My concern is that there was a marked change in appearance in JT's eye from only November to New Year's Eve when Tish saw him and was immediately concerned. She hadn't seen him and the change was more apparent to her than to me, being that I see him every day. Until the 25th I have no real answers, and even then will most likely be advised to simply "watch and wait."

I am flooded with prayer promises and I cannot help but fleetingly think they are nothing but words to keep our empathy busy. How many prayers does it take to get an answer? Yet as I form the thought I pray for forgiveness for that weakness of faith. To this God whispers a hug, the God I know only loves us more when we are angry.

Now is not the time for childish suppositions of invincibility, now is the time for reality.
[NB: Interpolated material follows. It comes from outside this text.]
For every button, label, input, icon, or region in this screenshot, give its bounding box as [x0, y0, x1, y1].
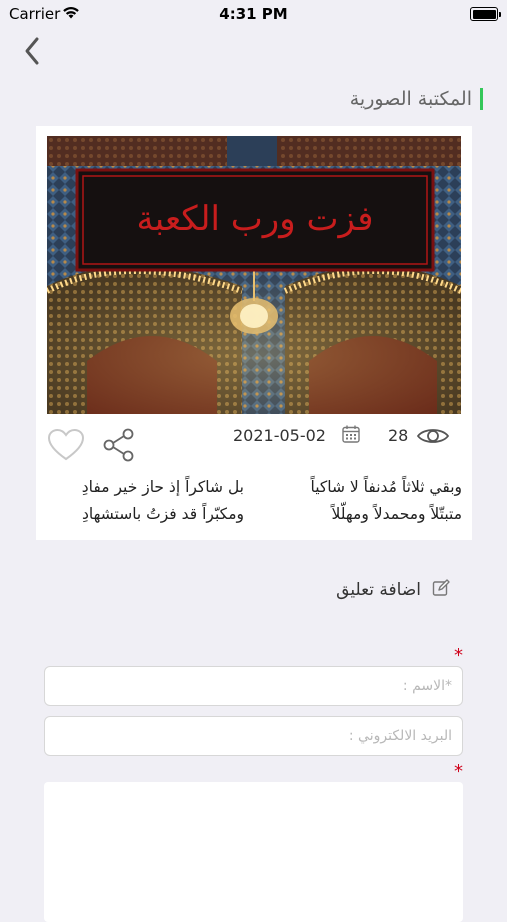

Obviously JT has a complicated case of NF2. Developing tumors pre-pubescently generally means a person has a severe case, what does that mean for JT today? Absolutely nothing. What does it mean for him in a year? I cannot answer that. The worst part of NF2 is the idea that you are always broken but never really sick. He is not in pain nor is he going to have treatment any time soon. When faced with a challenge as a Mother I want to meet it head on, and instead I can do nothing but watch as my child grows more tumors and lives their consequences. I look at JT and I see his potential. He just scored in the 84th percentile state wide on the standard testings, he taught himself to spin like Michael Jackson on the ice in an hour his first time skating, he is ridiculously handsome and so amazingly special. I have a deep rooted and hopefully irrational fear that the Universe wants to claim him for itself, too bright a star to walk amongst us.

So I pray, and I feel that I am doing something, anything, rather than absolutely nothing.